A neuropatia periférica é uma condição médica na qual os nervos fora do cérebro e da medula espinhal – chamados nervos periféricos – são danificados. Isso pode causar dor leve a intensa, dormência, espasmos musculares e outros sintomas nas mãos, pés e outras partes do corpo.
O sistema nervoso periférico é uma das duas partes do sistema nervoso. É composto de nervos que transmitem mensagens para o sistema nervoso central (composto pelo cérebro e pela medula espinhal). Os nervos periféricos não apenas controlam os movimentos musculares, mas também regulam funções involuntárias, como digestão e frequência cardíaca, e proporcionam sensações como coceira, calor ou dor.
Abuso de álcool, doenças autoimunes, toxinas, medicamentos e doenças como herpes zoster e diabetes estão entre as muitas condições que podem causar neuropatia periférica. A neuropatia periférica nem sempre pode ser curada, mas pode ser controlada.
Este artigo explica os tipos de neuropatia periférica, como ela afeta o corpo e as formas de controlar a doença.
Tipos de neuropatia periférica
Existem muitas causas de neuropatia periférica, cada uma com sintomas diferentes e afetando diferentes partes do corpo. A abordagem do tratamento também pode variar.
A neuropatia periférica pode ser amplamente categorizada pelo número de nervos afetados e subcategorizada pela causa subjacente do dano nervoso e pelo tipo de nervos afetados.
Mononeuropatia
A mononeuropatia é um tipo de neuropatia que envolve apenas um nervo. Pode resultar de lesão nervosa direta, compressão nervosa ou redução do fluxo sanguíneo (isquemia) para um nervo.
A mononeuropatia é localizada (limitada a uma parte do corpo) e pode piorar com certos movimentos ou atividades.
As causas comuns de mononeuropatia incluem:
- Síndrome do túnel do carpo
- Paralisia do nervo axilar (compressão nervosa causada por luxação do ombro)
- Plexo braquial compressivo (compressão nervosa associada ao uso de muletas)
- Lesão nervosa induzida por radiação
Polineuropatia
A polineuropatia ocorre quando muitos nervos em várias partes do corpo são afetados. É uma condição mais complicada que geralmente surge de uma doença sistêmica (de corpo inteiro). Os sintomas tendem a se desenvolver gradualmente, e não abruptamente.
A polineuropatia está fortemente associada a um processo chamado desmielinização em que o revestimento isolante das células nervosas, chamado mielina, é danificado ou removido. Quando isso acontece, as células nervosas periféricas podem “falhar” e desencadear dores nos nervos e outros sintomas de neuropatia.

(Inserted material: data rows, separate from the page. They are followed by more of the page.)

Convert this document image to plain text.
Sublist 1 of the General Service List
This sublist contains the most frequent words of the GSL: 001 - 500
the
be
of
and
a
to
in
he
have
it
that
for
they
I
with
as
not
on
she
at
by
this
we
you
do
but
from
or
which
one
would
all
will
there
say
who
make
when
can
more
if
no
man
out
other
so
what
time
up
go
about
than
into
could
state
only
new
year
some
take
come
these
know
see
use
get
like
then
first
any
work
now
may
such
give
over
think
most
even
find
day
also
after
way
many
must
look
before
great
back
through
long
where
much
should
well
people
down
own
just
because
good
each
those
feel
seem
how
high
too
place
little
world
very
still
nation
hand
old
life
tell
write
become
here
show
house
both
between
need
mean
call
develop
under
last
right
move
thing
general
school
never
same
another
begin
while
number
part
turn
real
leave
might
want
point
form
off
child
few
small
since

As polineuropatias são geralmente bilaterais (afetando ambos os lados do corpo) e simétricas (afetando igualmente ambos os lados do corpo). As mãos e os pés são mais comumente envolvidos.
As causas comuns de polineuropatia incluem:
- Neuropatia diabética (causada quando níveis elevados de açúcar no sangue danificam os nervos periféricos)
- Neuropatia alcoólica (causada pelo efeito desmielinizante do álcool)
- Certas infecções (incluindo doença de Lyme, hepatite C e HIV)
- Deficiência de vitamina B12 (que retarda a produção de mielina)
- Insuficiência renal (que causa o acúmulo de toxinas que danificam os nervos periféricos)
- Condições autoimunes (como lúpus, doença celíaca, vasculite e síndrome de Guillain-Barré que atacam diretamente os nervos periféricos)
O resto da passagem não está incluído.